His statement featured the Ebola pandemic and included a personal reflection particularly around mobilizing with other youth during the Ebola virus disease. It focused on the impact he had created on local leaders, the education petition that they gathered, and challenges he, along with the rest of his community, faced toward building back their resilience, health and health care systems in a humanitarian setting.
The Summit generated more than 3,000 commitments to action and launched more than a dozen new partnerships and initiatives to turn the Agenda for Humanity into meaningful change for the world's most vulnerable people. While in Istanbul, he also had the opportunity to interact with the Former United Nation Volunteers (UNV) Executive Director Rachard Dictus and UNICEF Director Anthony Lake, along with the European Union Commissioner Christos Stylianides and other stakeholders, sharing his work and vision for resilience as well as campaigning for the endorsement of the youth compact.
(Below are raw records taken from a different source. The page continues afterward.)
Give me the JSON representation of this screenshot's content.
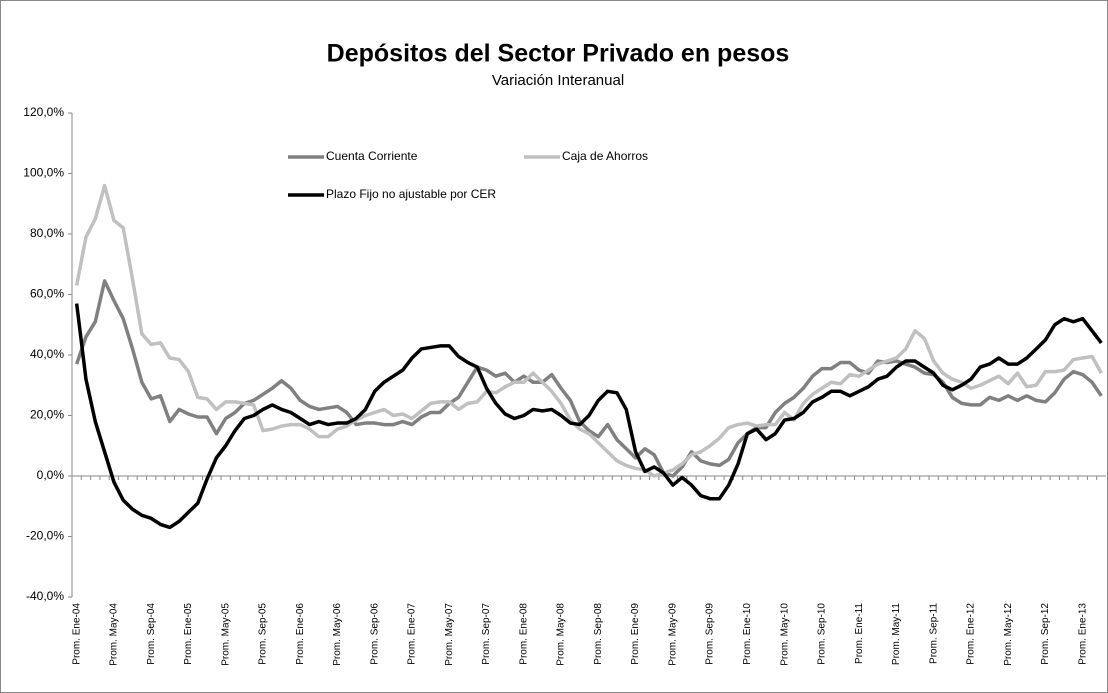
{
  "chart_data": {
    "type": "line",
    "title": "Depósitos del Sector Privado en pesos",
    "subtitle": "Variación Interanual",
    "categories": [
      "Prom. Ene-04",
      null,
      null,
      null,
      "Prom. May-04",
      null,
      null,
      null,
      "Prom. Sep-04",
      null,
      null,
      null,
      "Prom. Ene-05",
      null,
      null,
      null,
      "Prom. May-05",
      null,
      null,
      null,
      "Prom. Sep-05",
      null,
      null,
      null,
      "Prom. Ene-06",
      null,
      null,
      null,
      "Prom. May-06",
      null,
      null,
      null,
      "Prom. Sep-06",
      null,
      null,
      null,
      "Prom. Ene-07",
      null,
      null,
      null,
      "Prom. May-07",
      null,
      null,
      null,
      "Prom. Sep-07",
      null,
      null,
      null,
      "Prom. Ene-08",
      null,
      null,
      null,
      "Prom. May-08",
      null,
      null,
      null,
      "Prom. Sep-08",
      null,
      null,
      null,
      "Prom. Ene-09",
      null,
      null,
      null,
      "Prom. May-09",
      null,
      null,
      null,
      "Prom. Sep-09",
      null,
      null,
      null,
      "Prom. Ene-10",
      null,
      null,
      null,
      "Prom. May-10",
      null,
      null,
      null,
      "Prom. Sep-10",
      null,
      null,
      null,
      "Prom. Ene-11",
      null,
      null,
      null,
      "Prom. May-11",
      null,
      null,
      null,
      "Prom. Sep-11",
      null,
      null,
      null,
      "Prom. Ene-12",
      null,
      null,
      null,
      "Prom. May-12",
      null,
      null,
      null,
      "Prom. Sep-12",
      null,
      null,
      null,
      "Prom. Ene-13",
      null,
      null
    ],
    "series": [
      {
        "name": "Cuenta Corriente",
        "color": "#808080",
        "values": [
          37,
          46,
          51,
          64.5,
          58,
          52,
          42,
          31,
          25.5,
          26.5,
          18,
          22,
          20.5,
          19.5,
          19.5,
          14,
          19,
          21,
          24,
          25,
          27,
          29,
          31.5,
          29,
          25,
          23,
          22,
          22.5,
          23,
          21,
          17,
          17.5,
          17.5,
          17,
          17,
          18,
          17,
          19.5,
          21,
          21,
          24,
          26,
          31,
          36,
          35,
          33,
          34,
          31,
          33,
          31,
          31,
          33.5,
          29,
          25,
          18,
          15,
          13,
          17,
          12,
          9,
          6,
          9,
          7,
          1,
          0,
          3,
          8,
          5,
          4,
          3.5,
          5.5,
          11,
          14,
          16,
          16,
          21,
          24,
          26,
          29,
          33,
          35.5,
          35.5,
          37.5,
          37.5,
          35,
          34,
          38,
          37.5,
          38,
          37,
          36,
          34,
          33.5,
          31,
          26,
          24,
          23.5,
          23.5,
          26,
          25,
          26.5,
          25,
          26.5,
          25,
          24.5,
          27.5,
          32,
          34.5,
          33.5,
          31,
          26.5
        ]
      },
      {
        "name": "Caja de Ahorros",
        "color": "#c0c0c0",
        "values": [
          63,
          79,
          85,
          96,
          84.5,
          82,
          65,
          47,
          43.5,
          44,
          39,
          38.5,
          34.5,
          26,
          25.5,
          22,
          24.5,
          24.5,
          24,
          23.5,
          15,
          15.5,
          16.5,
          17,
          17,
          15.5,
          13,
          13,
          15.5,
          16.5,
          18.5,
          20,
          21,
          22,
          20,
          20.5,
          19,
          21.5,
          24,
          24.5,
          24.5,
          22,
          24,
          24.5,
          28,
          27.5,
          29.5,
          31,
          31,
          34,
          31,
          28,
          24,
          18.5,
          15.5,
          14,
          11,
          8,
          5,
          3.5,
          2.5,
          2,
          0,
          1,
          2,
          4,
          7,
          8,
          10,
          12.5,
          16,
          17,
          17.5,
          16.5,
          17,
          17,
          21,
          18.5,
          24,
          27,
          29,
          31,
          30.5,
          33.5,
          33,
          35,
          37,
          38,
          39,
          42,
          48,
          45.5,
          38,
          34,
          32,
          31,
          29,
          30,
          31.5,
          33,
          30.5,
          34,
          29.5,
          30,
          34.5,
          34.5,
          35,
          38.5,
          39,
          39.5,
          34
        ]
      },
      {
        "name": "Plazo Fijo no ajustable por CER",
        "color": "#000000",
        "values": [
          57,
          32,
          18,
          8,
          -2,
          -8,
          -11,
          -13,
          -14,
          -16,
          -17,
          -15,
          -12,
          -9,
          -1,
          6,
          10,
          15,
          19,
          20,
          22,
          23.5,
          22,
          21,
          19,
          17,
          18,
          17,
          17.5,
          17.5,
          19,
          22,
          28,
          31,
          33,
          35,
          39,
          42,
          42.5,
          43,
          43,
          39.5,
          37.5,
          36,
          29,
          24,
          20.5,
          19,
          20,
          22,
          21.5,
          22,
          20,
          17.5,
          17,
          20,
          25,
          28,
          27.5,
          22,
          8,
          1.5,
          3,
          1,
          -3,
          -0.5,
          -3,
          -6.5,
          -7.5,
          -7.5,
          -3,
          4,
          14,
          15.5,
          12,
          14,
          18.5,
          19,
          21,
          24.5,
          26,
          28,
          28,
          26.5,
          28,
          29.5,
          32,
          33,
          36,
          38,
          38,
          36,
          34,
          30,
          28.5,
          30,
          32,
          36,
          37,
          39,
          37,
          37,
          39,
          42,
          45,
          50,
          52,
          51,
          52,
          48,
          44
        ]
      }
    ],
    "ylim": [
      -40,
      120
    ],
    "yticks": [
      {
        "value": -40,
        "label": "-40,0%"
      },
      {
        "value": -20,
        "label": "-20,0%"
      },
      {
        "value": 0,
        "label": "0,0%"
      },
      {
        "value": 20,
        "label": "20,0%"
      },
      {
        "value": 40,
        "label": "40,0%"
      },
      {
        "value": 60,
        "label": "60,0%"
      },
      {
        "value": 80,
        "label": "80,0%"
      },
      {
        "value": 100,
        "label": "100,0%"
      },
      {
        "value": 120,
        "label": "120,0%"
      }
    ],
    "grid": false,
    "legend": "top"
  }
}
On the basis of his work and the satisfaction he derived from it, he found himself drawn to a new career pathway – he wanted to devote his life to social work. Now that he is studying social work, he aspires to brave through the tough circumstances he will inevitably face in order to resolve crises, bring about positive alternatives, and advocate for change whilst mitigating current challenges. He hopes to acquire a Ph.D. in Social Work.
In the future, Wantoe hopes to continue serving as a potential change-maker. He wants to work in a series of cross-cutting humanitarian organizations with the aim of providing aid and enhancing lives, beginning with his country, then extending it to the rest of the world. His ultimate dream is to serve as the Head of Humanitarian Affairs at the United Nations.